Peruvian cuisine is among the most varied in the world while still retaining local practices and ingredients as well. It has been influenced by both indigenous Inca and immigrants from around the world, including Spanish, Chinese, Italian, German, Japanese and African influences. Peru has a wide variety of flora and fauna but the three traditional staples of Peruvian cuisine are corn, potatoes, and chili peppers, which can be found in most Peruvian foods in one way or another. Ingredients brought over by the Spanish, the biggest foreign influence to Peruvian cuisine, includes rice, wheat and meats (beef, pork and chicken). However, traditional foods are on their way back and foods such as quinoa, kaniwa, some varieties of chili peppers, and several roots and tubers have increased in popularity in recent years. This reflects a new interest in native Peruvian foods and culinary techniques. Now, usually when we speak about Peruvian gastronomy, three regions come to mind: the coast, the highlands and the jungle. The gastronomy scene has exploded in Peru, now reaching into almost every corner of the world.

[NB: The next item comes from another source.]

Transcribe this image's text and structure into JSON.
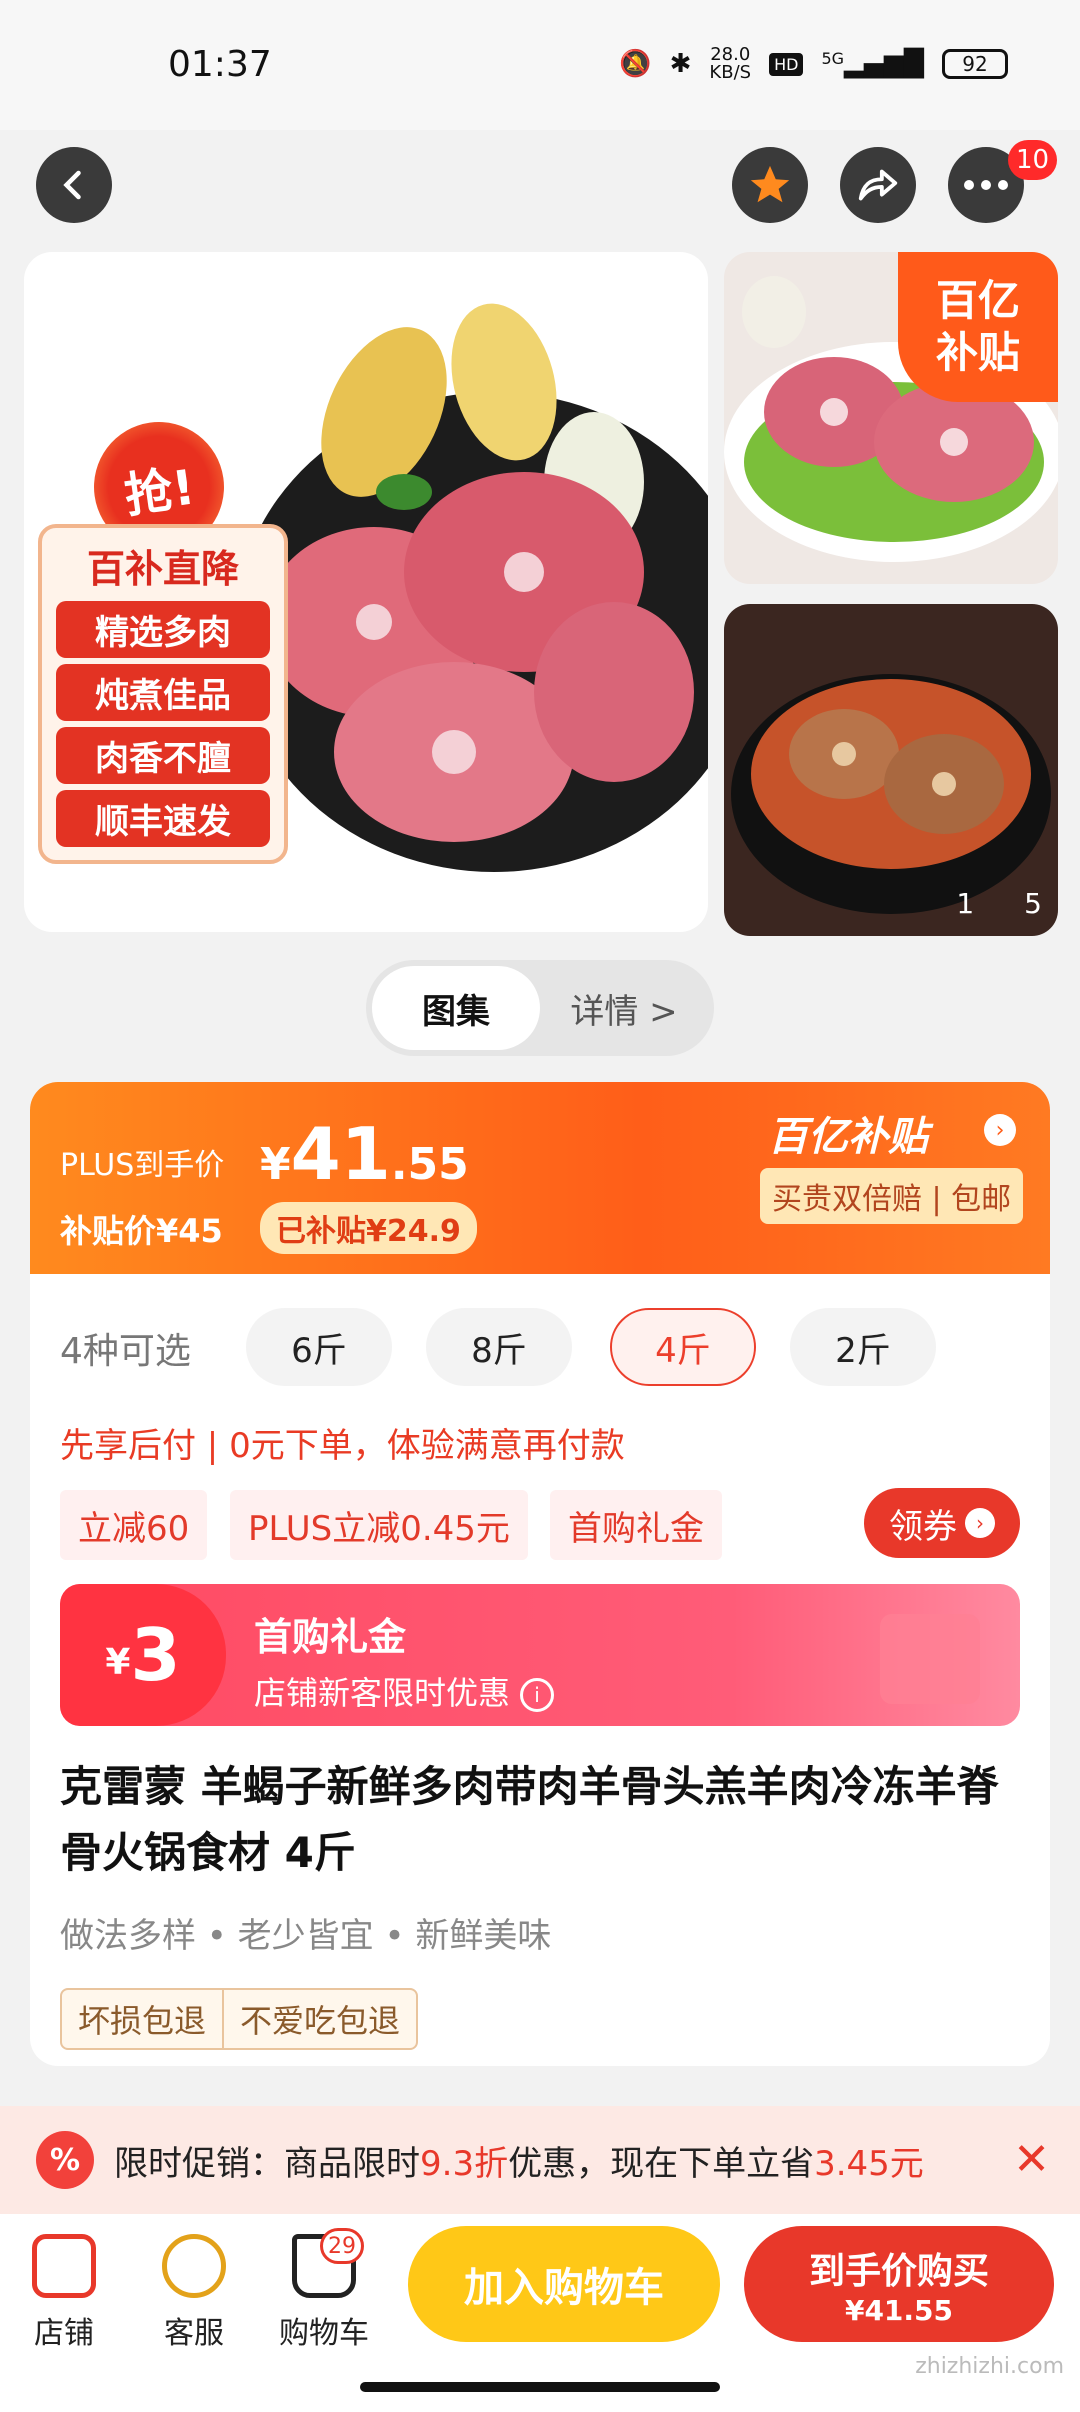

Coastal cuisine in Peru is among the best in the world. Peru is widely known for having an abundance of fish and aquatic life, a veritable menagerie that can only be found in Peru. Every coastal region, being distinct in flora and fauna populations, adapts its cuisine in accordance to the resources available in its waters. One of the most popular dishes, Ceviche, has many variations (typically mixed with fish and shellfish) and provides a good example of regional adaptation. Ceviche is found in almost every Peruvian restaurant, typically served with sweet potato and can be very spicy. It is certainly one of the many delicacies that can be found in Peru. Other dishes include “tiradito”, a Peruvian dish of raw fish, similar to sashimi and carpaccio that differs from ceviche in the way in which the fish is cut, “chupe de camaron”, a shrimp soup make with milk, eggs, and oregano, and “leche de tigre” (tiger’s milk) which is basically a by-product of ceviche made up of concentrated lime juice, pepper and fish.

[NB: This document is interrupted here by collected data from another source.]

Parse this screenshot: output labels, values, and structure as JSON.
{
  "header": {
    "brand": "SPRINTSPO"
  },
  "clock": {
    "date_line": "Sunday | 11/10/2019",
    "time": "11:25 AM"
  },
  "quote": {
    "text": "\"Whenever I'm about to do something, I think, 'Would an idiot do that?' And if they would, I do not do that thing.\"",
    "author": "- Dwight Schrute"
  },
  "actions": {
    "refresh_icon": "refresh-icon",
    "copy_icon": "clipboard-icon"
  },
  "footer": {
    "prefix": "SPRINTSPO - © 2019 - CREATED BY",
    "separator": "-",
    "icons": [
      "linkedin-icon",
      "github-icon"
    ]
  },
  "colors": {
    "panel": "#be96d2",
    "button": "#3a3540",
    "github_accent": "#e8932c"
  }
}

In the valleys and plains of the Andes, the locals’ diet is still based on corn, potatoes, and an assortment of tubers. One of their most famous dishes is the pachamanca, which is made from many kinds of meat (including beef and pork), herbs and a variety of vegetables that are slowly cooked underground on a bed of heated stones. Other dishes include guinea pig, or “cuy”, an Inca delicacy, “rocoto relleno”, spicy bell peppers stuffed with vegetables and/or beef among others.

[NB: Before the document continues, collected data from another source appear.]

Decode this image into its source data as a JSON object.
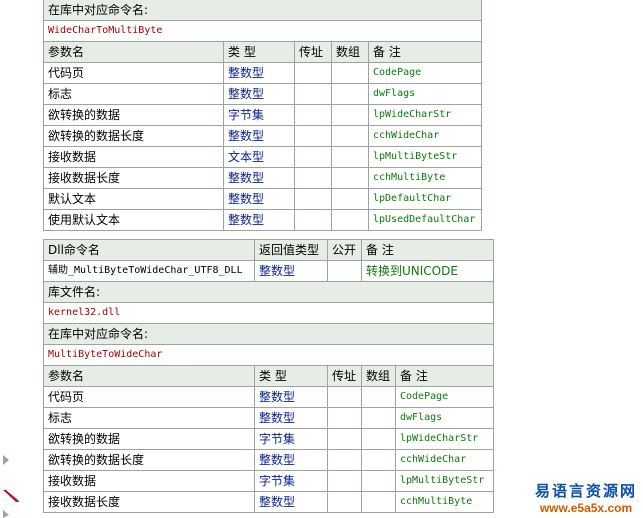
{
  "section1": {
    "lib_label": "在库中对应命令名:",
    "lib_value": "WideCharToMultiByte",
    "headers": [
      "参数名",
      "类 型",
      "传址",
      "数组",
      "备 注"
    ],
    "rows": [
      {
        "name": "代码页",
        "type": "整数型",
        "note": "CodePage"
      },
      {
        "name": "标志",
        "type": "整数型",
        "note": "dwFlags"
      },
      {
        "name": "欲转换的数据",
        "type": "字节集",
        "note": "lpWideCharStr"
      },
      {
        "name": "欲转换的数据长度",
        "type": "整数型",
        "note": "cchWideChar"
      },
      {
        "name": "接收数据",
        "type": "文本型",
        "note": "lpMultiByteStr"
      },
      {
        "name": "接收数据长度",
        "type": "整数型",
        "note": "cchMultiByte"
      },
      {
        "name": "默认文本",
        "type": "整数型",
        "note": "lpDefaultChar"
      },
      {
        "name": "使用默认文本",
        "type": "整数型",
        "note": "lpUsedDefaultChar"
      }
    ]
  },
  "section2": {
    "headers": [
      "Dll命令名",
      "返回值类型",
      "公开",
      "备 注"
    ],
    "cmd_name": "辅助_MultiByteToWideChar_UTF8_DLL",
    "cmd_type": "整数型",
    "cmd_public": "",
    "cmd_note": "转换到UNICODE",
    "file_label": "库文件名:",
    "file_value": "kernel32.dll",
    "lib_label": "在库中对应命令名:",
    "lib_value": "MultiByteToWideChar"
  },
  "section3": {
    "headers": [
      "参数名",
      "类 型",
      "传址",
      "数组",
      "备 注"
    ],
    "rows": [
      {
        "name": "代码页",
        "type": "整数型",
        "note": "CodePage"
      },
      {
        "name": "标志",
        "type": "整数型",
        "note": "dwFlags"
      },
      {
        "name": "欲转换的数据",
        "type": "字节集",
        "note": "lpWideCharStr"
      },
      {
        "name": "欲转换的数据长度",
        "type": "整数型",
        "note": "cchWideChar"
      },
      {
        "name": "接收数据",
        "type": "字节集",
        "note": "lpMultiByteStr"
      },
      {
        "name": "接收数据长度",
        "type": "整数型",
        "note": "cchMultiByte"
      }
    ]
  },
  "watermark": {
    "cn": "易语言资源网",
    "en": "www.e5a5x.com"
  }
}
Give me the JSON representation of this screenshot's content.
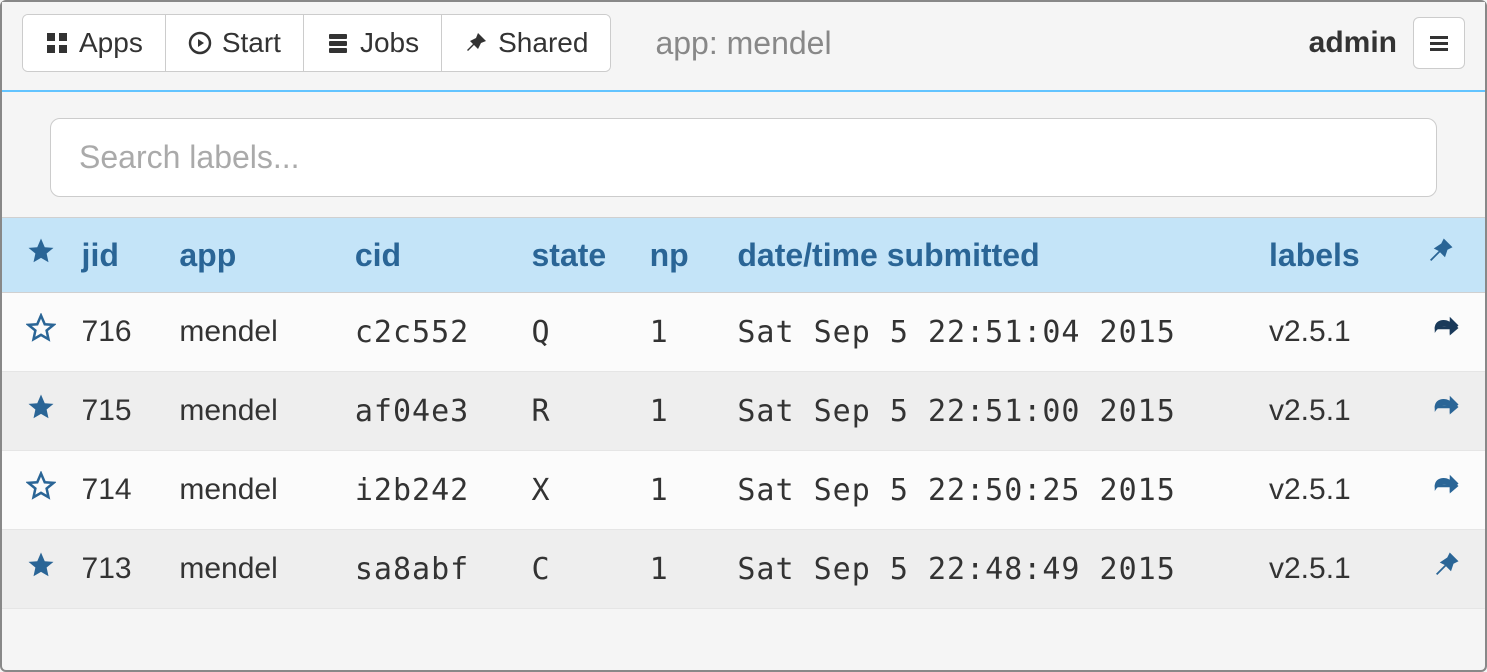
{
  "navbar": {
    "buttons": [
      {
        "label": "Apps",
        "icon": "grid-icon"
      },
      {
        "label": "Start",
        "icon": "play-circle-icon"
      },
      {
        "label": "Jobs",
        "icon": "server-icon"
      },
      {
        "label": "Shared",
        "icon": "pin-icon"
      }
    ],
    "app_title": "app: mendel",
    "username": "admin"
  },
  "search": {
    "placeholder": "Search labels..."
  },
  "table": {
    "headers": {
      "jid": "jid",
      "app": "app",
      "cid": "cid",
      "state": "state",
      "np": "np",
      "date": "date/time submitted",
      "labels": "labels"
    },
    "rows": [
      {
        "starred": false,
        "jid": "716",
        "app": "mendel",
        "cid": "c2c552",
        "state": "Q",
        "np": "1",
        "date": "Sat Sep 5 22:51:04 2015",
        "labels": "v2.5.1",
        "action": "share"
      },
      {
        "starred": true,
        "jid": "715",
        "app": "mendel",
        "cid": "af04e3",
        "state": "R",
        "np": "1",
        "date": "Sat Sep 5 22:51:00 2015",
        "labels": "v2.5.1",
        "action": "share"
      },
      {
        "starred": false,
        "jid": "714",
        "app": "mendel",
        "cid": "i2b242",
        "state": "X",
        "np": "1",
        "date": "Sat Sep 5 22:50:25 2015",
        "labels": "v2.5.1",
        "action": "share"
      },
      {
        "starred": true,
        "jid": "713",
        "app": "mendel",
        "cid": "sa8abf",
        "state": "C",
        "np": "1",
        "date": "Sat Sep 5 22:48:49 2015",
        "labels": "v2.5.1",
        "action": "pin"
      }
    ]
  }
}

Last but not least is Amazonian cuisine. Although many animal species are hunted for food in the biologically diverse jungle, standouts are the paiche (one of the world’s largest freshwater fish), prepared in variety of dishes; many other types of fish like gamitana, tucunare, boquichico, palometa, bagre (catfish), and many others including the piranha, that are prepared in variety of dishes such as “timbuche” (soup) or “patarashca” (grilled in vegetables). The Black Caiman is also considered a delicacy although it is forbidden under Peruvian law.
No matter who you are, whether you’re a gourmand looking for a luxurious morsel or a tourist that just wants to try something new, there’s no better place to travel to than Peru.